Au Théâtre 140, 'J'ai confiance en la justice de mon pays'. Une parodie burlesque et bouleversante



Le Soir

20-3-1974

AU THEATRE 140

« J'ai confiance en la justice de mon pays »

Une parodie burlesque et bouleversante

Le 15 décembre 1968 (six mois après Mai), Jean-Pierre Thévenin, vingt-quatre ans, sain de corps et d'esprit, entre dans un commissariat de police de Chambéry « la troisième spécialité de la ville après la fondue savoyarde et les chasseurs alpins ». Vivant.

On l'en ressort quelques heures plus tard. Mort. Version officielle : le suicide. A travers une lucarne de seize centimètres placée à plus de deux mètres de hauteur... Version qui n'arrange par les parents de Thévenin. Ils engagent procès après procès, alertent la presse et la Ligue des droits de l'Homme, mènent leur propre enquête.

Aux non-lieu succèdent les non-lieu. Le dernier en date, (5 février 1973) semble définitif. On juge l'appel irrecevable. On clôt l'instruction. On maintient la thèse du suicide. On met la bougie sous le boisseau. C'est tout de même aller un peu vite en besogne et compter sans Alain Scoff et le Théâtre Bulle de Paris.

Pour eux, cette affaire est truquée. La télévision officielle a menti, même si elle n'a pratiquement pas donné d'informations. Télé-Véritas. Et quand le ministre de l'Intérieur « Marcelinette » s'est félicité de la collaboration entre les forces de la joie et les forces de l'ordre, ils ont trouvé ça très rigolo.

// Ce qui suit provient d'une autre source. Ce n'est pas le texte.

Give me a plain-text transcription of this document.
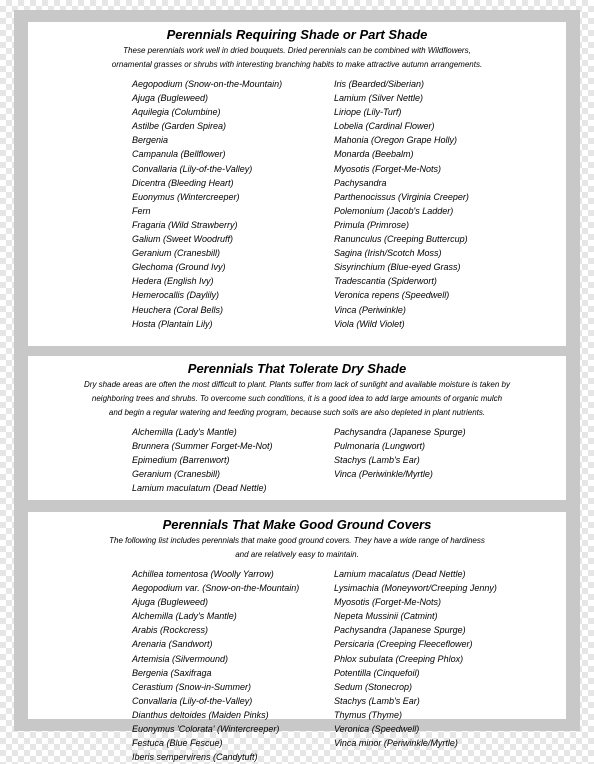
Perennials Requiring Shade or Part Shade
These perennials work well in dried bouquets. Dried perennials can be combined with Wildflowers,
ornamental grasses or shrubs with interesting branching habits to make attractive autumn arrangements.
Aegopodium (Snow-on-the-Mountain)
Ajuga (Bugleweed)
Aquilegia (Columbine)
Astilbe (Garden Spirea)
Bergenia
Campanula (Bellflower)
Convallaria (Lily-of-the-Valley)
Dicentra (Bleeding Heart)
Euonymus (Wintercreeper)
Fern
Fragaria (Wild Strawberry)
Galium (Sweet Woodruff)
Geranium (Cranesbill)
Glechoma (Ground Ivy)
Hedera (English Ivy)
Hemerocallis (Daylily)
Heuchera (Coral Bells)
Hosta (Plantain Lily)
Iris (Bearded/Siberian)
Lamium (Silver Nettle)
Liriope (Lily-Turf)
Lobelia (Cardinal Flower)
Mahonia (Oregon Grape Holly)
Monarda (Beebalm)
Myosotis (Forget-Me-Nots)
Pachysandra
Parthenocissus (Virginia Creeper)
Polemonium (Jacob's Ladder)
Primula (Primrose)
Ranunculus (Creeping Buttercup)
Sagina (Irish/Scotch Moss)
Sisyrinchium (Blue-eyed Grass)
Tradescantia (Spiderwort)
Veronica repens (Speedwell)
Vinca (Periwinkle)
Viola (Wild Violet)
Perennials That Tolerate Dry Shade
Dry shade areas are often the most difficult to plant. Plants suffer from lack of sunlight and available moisture is taken by
neighboring trees and shrubs. To overcome such conditions, it is a good idea to add large amounts of organic mulch
and begin a regular watering and feeding program, because such soils are also depleted in plant nutrients.
Alchemilla (Lady's Mantle)
Brunnera (Summer Forget-Me-Not)
Epimedium (Barrenwort)
Geranium (Cranesbill)
Lamium maculatum (Dead Nettle)
Pachysandra (Japanese Spurge)
Pulmonaria (Lungwort)
Stachys (Lamb's Ear)
Vinca (Periwinkle/Myrtle)
Perennials That Make Good Ground Covers
The following list includes perennials that make good ground covers. They have a wide range of hardiness
and are relatively easy to maintain.
Achillea tomentosa (Woolly Yarrow)
Aegopodium var. (Snow-on-the-Mountain)
Ajuga (Bugleweed)
Alchemilla (Lady's Mantle)
Arabis (Rockcress)
Arenaria (Sandwort)
Artemisia (Silvermound)
Bergenia (Saxifraga
Cerastium (Snow-in-Summer)
Convallaria (Lily-of-the-Valley)
Dianthus deltoides (Maiden Pinks)
Euonymus 'Colorata' (Wintercreeper)
Festuca (Blue Fescue)
Iberis sempervirens (Candytuft)
Lamium macalatus (Dead Nettle)
Lysimachia (Moneywort/Creeping Jenny)
Myosotis (Forget-Me-Nots)
Nepeta Mussinii (Catmint)
Pachysandra (Japanese Spurge)
Persicaria (Creeping Fleeceflower)
Phlox subulata (Creeping Phlox)
Potentilla (Cinquefoil)
Sedum (Stonecrop)
Stachys (Lamb's Ear)
Thymus (Thyme)
Veronica (Speedwell)
Vinca minor (Periwinkle/Myrtle)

Scoff ouvre tout grand, avec un non moins grand éclat de rire, un des dossiers noirs de la police française. Son travail, dans un premier temps, est celui d'un journaliste. Il collecte tout ce qui, de loin ou de près, a touché à l'affaire. Les faits contenus dans « J'ai confiance » sont ainsi, même incomplets, rigoureusement exacts.

Il ajoute alors à sa reconstitution des événements un interlude. Histoire de ne pas trop s'attendrir et de se marrer un brin. Confie ce rôle à un présentateur du style dents blanches haleine fraîche, festonné de neuf, dont le reportage sur l'affaire est réalisé pour le compte de Télé-Véritas. Faut-il le souligner, à grands coups de ciseaux, de bluff et de maquillages tous azimuts. C'est en sa compagnie qu'on remonte toutes les filières.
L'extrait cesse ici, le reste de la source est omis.